Couch and his team of 24 other Texas A&M students will be working with high school students in northern Germany. He said that as part of their preparations, they have been in contact with students already stationed in Germany.
“They say that anti-Americanism is the same as it was six months ago, and that safety isn’t an issue as long as you don’t wave your flag in a German’s face and yell at them,” Couch said. “In fact, one person remarked that because of Germany’s neutral stance on the United States-Britain warfront, Germany is probably safer than the United States at this point.”
However, as the tensions heighten with war sentiment, Lara said travelers should be alert of everything going on around them and be suspicious of everyone. She also recommends allowing for plenty of time at the airport, arriving two or three hours ahead of their scheduled departure time and following all instructions at airport security, such as taking off shoes or allowing easy access for bags to be searched.

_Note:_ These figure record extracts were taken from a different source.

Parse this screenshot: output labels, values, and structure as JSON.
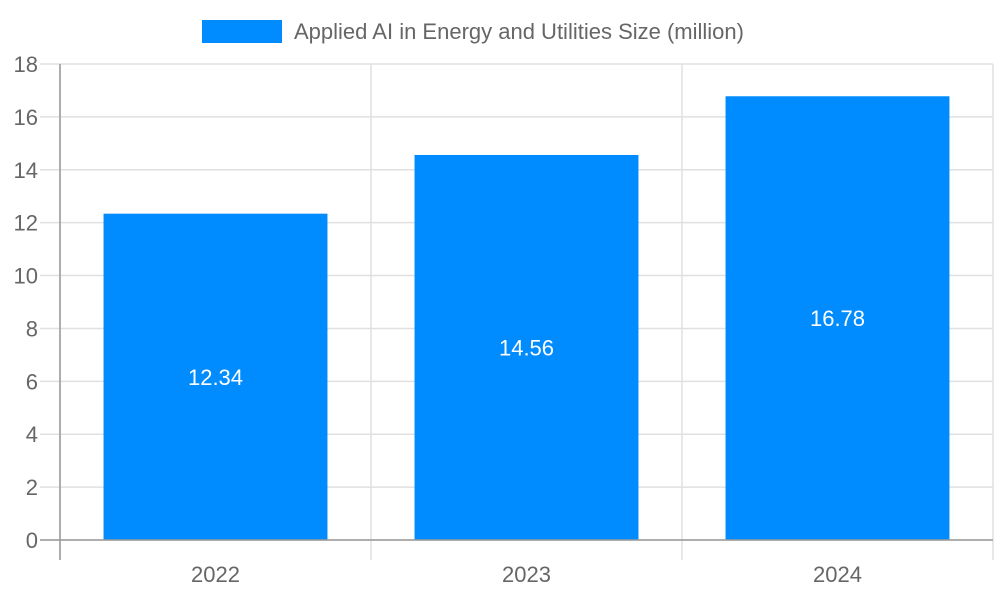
{
  "chart_data": {
    "type": "bar",
    "title": "",
    "xlabel": "",
    "ylabel": "",
    "categories": [
      "2022",
      "2023",
      "2024"
    ],
    "series": [
      {
        "name": "Applied AI in Energy and Utilities Size (million)",
        "values": [
          12.34,
          14.56,
          16.78
        ],
        "color": "#008cff"
      }
    ],
    "data_labels": [
      "12.34",
      "14.56",
      "16.78"
    ],
    "ylim": [
      0,
      18
    ],
    "yticks": [
      "0",
      "2",
      "4",
      "6",
      "8",
      "10",
      "12",
      "14",
      "16",
      "18"
    ],
    "grid": true,
    "legend": "top-center"
  }
}
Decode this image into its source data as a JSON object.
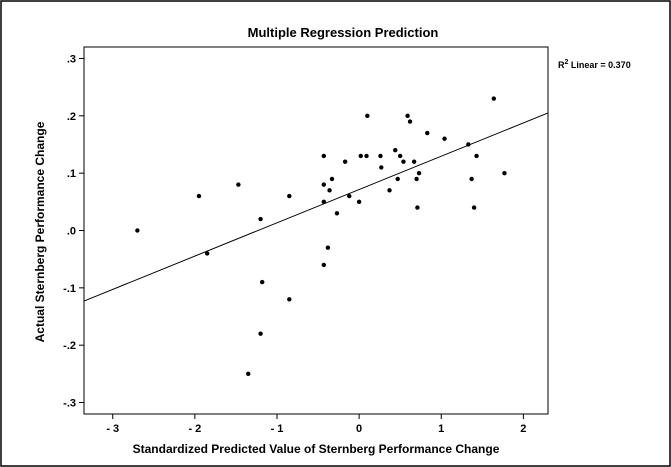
{
  "chart_data": {
    "type": "scatter",
    "title": "Multiple Regression Prediction",
    "xlabel": "Standardized Predicted Value of Sternberg Performance Change",
    "ylabel": "Actual Sternberg Performance Change",
    "xlim": [
      -3.35,
      2.3
    ],
    "ylim": [
      -0.32,
      0.32
    ],
    "xticks": [
      -3,
      -2,
      -1,
      0,
      1,
      2
    ],
    "xtick_labels": [
      "- 3",
      "- 2",
      "- 1",
      "0",
      "1",
      "2"
    ],
    "yticks": [
      0.3,
      0.2,
      0.1,
      0.0,
      -0.1,
      -0.2,
      -0.3
    ],
    "ytick_labels": [
      ".3",
      ".2",
      ".1",
      ".0",
      "-.1",
      "-.2",
      "-.3"
    ],
    "grid": false,
    "annotation": {
      "base": "R",
      "sup": "2",
      "rest": " Linear = 0.370"
    },
    "fit_line": {
      "x": [
        -3.35,
        2.3
      ],
      "y": [
        -0.123,
        0.205
      ]
    },
    "points": [
      {
        "x": -2.7,
        "y": 0.0
      },
      {
        "x": -1.95,
        "y": 0.06
      },
      {
        "x": -1.85,
        "y": -0.04
      },
      {
        "x": -1.47,
        "y": 0.08
      },
      {
        "x": -1.2,
        "y": 0.02
      },
      {
        "x": -1.18,
        "y": -0.09
      },
      {
        "x": -1.2,
        "y": -0.18
      },
      {
        "x": -1.35,
        "y": -0.25
      },
      {
        "x": -0.85,
        "y": 0.06
      },
      {
        "x": -0.85,
        "y": -0.12
      },
      {
        "x": -0.43,
        "y": 0.13
      },
      {
        "x": -0.43,
        "y": 0.08
      },
      {
        "x": -0.43,
        "y": 0.05
      },
      {
        "x": -0.38,
        "y": -0.03
      },
      {
        "x": -0.43,
        "y": -0.06
      },
      {
        "x": -0.33,
        "y": 0.09
      },
      {
        "x": -0.36,
        "y": 0.07
      },
      {
        "x": -0.27,
        "y": 0.03
      },
      {
        "x": -0.17,
        "y": 0.12
      },
      {
        "x": -0.12,
        "y": 0.06
      },
      {
        "x": 0.0,
        "y": 0.05
      },
      {
        "x": 0.02,
        "y": 0.13
      },
      {
        "x": 0.09,
        "y": 0.13
      },
      {
        "x": 0.1,
        "y": 0.2
      },
      {
        "x": 0.26,
        "y": 0.13
      },
      {
        "x": 0.27,
        "y": 0.11
      },
      {
        "x": 0.37,
        "y": 0.07
      },
      {
        "x": 0.44,
        "y": 0.14
      },
      {
        "x": 0.47,
        "y": 0.09
      },
      {
        "x": 0.5,
        "y": 0.13
      },
      {
        "x": 0.54,
        "y": 0.12
      },
      {
        "x": 0.59,
        "y": 0.2
      },
      {
        "x": 0.62,
        "y": 0.19
      },
      {
        "x": 0.67,
        "y": 0.12
      },
      {
        "x": 0.7,
        "y": 0.09
      },
      {
        "x": 0.73,
        "y": 0.1
      },
      {
        "x": 0.71,
        "y": 0.04
      },
      {
        "x": 0.83,
        "y": 0.17
      },
      {
        "x": 1.04,
        "y": 0.16
      },
      {
        "x": 1.33,
        "y": 0.15
      },
      {
        "x": 1.37,
        "y": 0.09
      },
      {
        "x": 1.43,
        "y": 0.13
      },
      {
        "x": 1.4,
        "y": 0.04
      },
      {
        "x": 1.64,
        "y": 0.23
      },
      {
        "x": 1.77,
        "y": 0.1
      }
    ]
  }
}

Seeing the sights, such as the Tower of London, is something freshman finance major Lisa May looks forward to over the break when she will travel to London with a class from the Business School.
“I’ve never been to London and I thought it would be neat to go with friends,” she said. “We’re doing all the tours and going to all the main sightseeing places.”
Although May anticipates a week in another country, the thought that war may break out while she is abroad has crossed her mind on occasion.
“I’m not nervous anything will happen; I’m just concern about getting back into the United States if war does break out,” she said.
May said her group has been warned not to “look American.”
“They told us not to go in big groups, so we don’t look like we’re tourists and draw attention to ourselves,” she said. “If we’re asked if we’re American, we’re suppose(d) to say that we are from Canada, and we can’t wear any kind of Texas A&M clothing to show that we are from here.”